The ammunition including "electronic detonators and high explosives" was snatched after being loaded into rock walls inside the Legacy Way tunnel project earlier this month.

Authorities are still investigating and expect no immediate danger to the public.

University of Queensland Professor David Cliff is more concerned - similar explosives are placed on mine sites to disrupt huge volumes of stone and dirt.

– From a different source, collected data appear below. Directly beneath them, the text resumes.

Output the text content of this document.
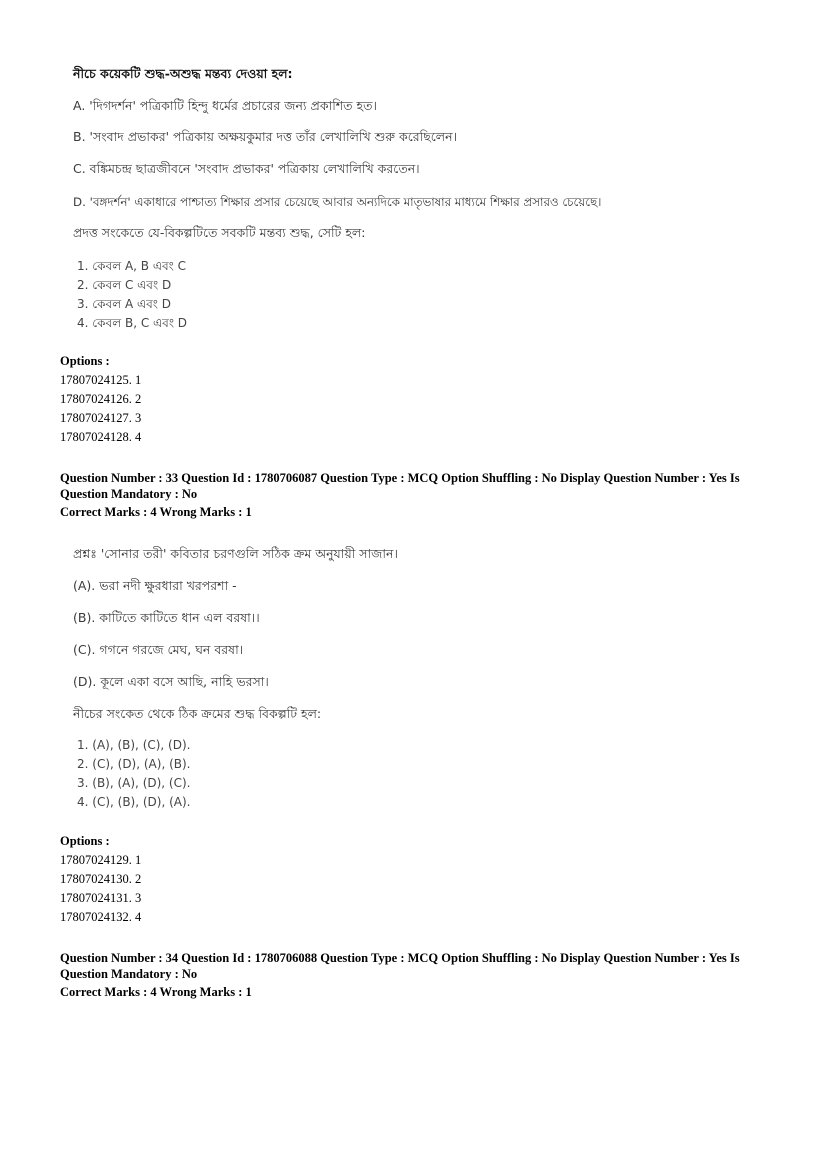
নীচে কয়েকটি শুদ্ধ-অশুদ্ধ মন্তব্য দেওয়া হল:
A. 'দিগদর্শন' পত্রিকাটি হিন্দু ধর্মের প্রচারের জন্য প্রকাশিত হত।
B. 'সংবাদ প্রভাকর' পত্রিকায় অক্ষয়কুমার দত্ত তাঁর লেখালিখি শুরু করেছিলেন।
C. বঙ্কিমচন্দ্র ছাত্রজীবনে 'সংবাদ প্রভাকর' পত্রিকায় লেখালিখি করতেন।
D. 'বঙ্গদর্শন' একাধারে পাশ্চাত্য শিক্ষার প্রসার চেয়েছে আবার অন্যদিকে মাতৃভাষার মাধ্যমে শিক্ষার প্রসারও চেয়েছে।
প্রদত্ত সংকেতে যে-বিকল্পটিতে সবকটি মন্তব্য শুদ্ধ, সেটি হল:
1. কেবল A, B এবং C
2. কেবল C এবং D
3. কেবল A এবং D
4. কেবল B, C এবং D
Options :
17807024125. 1
17807024126. 2
17807024127. 3
17807024128. 4
Question Number : 33 Question Id : 1780706087 Question Type : MCQ Option Shuffling : No Display Question Number : Yes Is
Question Mandatory : No
Correct Marks : 4 Wrong Marks : 1
প্রশ্নঃ 'সোনার তরী' কবিতার চরণগুলি সঠিক ক্রম অনুযায়ী সাজান।
(A). ভরা নদী ক্ষুরধারা খরপরশা -
(B). কাটিতে কাটিতে ধান এল বরষা।।
(C). গগনে গরজে মেঘ, ঘন বরষা।
(D). কূলে একা বসে আছি, নাহি ভরসা।
নীচের সংকেত থেকে ঠিক ক্রমের শুদ্ধ বিকল্পটি হল:
1. (A), (B), (C), (D).
2. (C), (D), (A), (B).
3. (B), (A), (D), (C).
4. (C), (B), (D), (A).
Options :
17807024129. 1
17807024130. 2
17807024131. 3
17807024132. 4
Question Number : 34 Question Id : 1780706088 Question Type : MCQ Option Shuffling : No Display Question Number : Yes Is
Question Mandatory : No
Correct Marks : 4 Wrong Marks : 1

No explosives have ever been stolen once loaded into a "blast hole" on a mine site, although when any explosive material is unaccounted for, lost or suspected stolen, it is immediately reported to police.

Although police would not reveal the amount or type of charges that were stolen, Prof Cliff said it was still "quite worrying".

"High-powered explosives have a capacity for a great deal of harm," he said.

"What (the thieves) will use it for I don't know, but there is no positive thing about it.

"It could be used for blowing up an ATM to get the money out of it."

On mine sites, these explosive laden areas are painstakingly cleared and watched with only explosive experts allowed near the area.

In this case, it is understood that people without security clearance were still allowed near the explosives.

Queensland Police declined to discuss the progress of its investigation.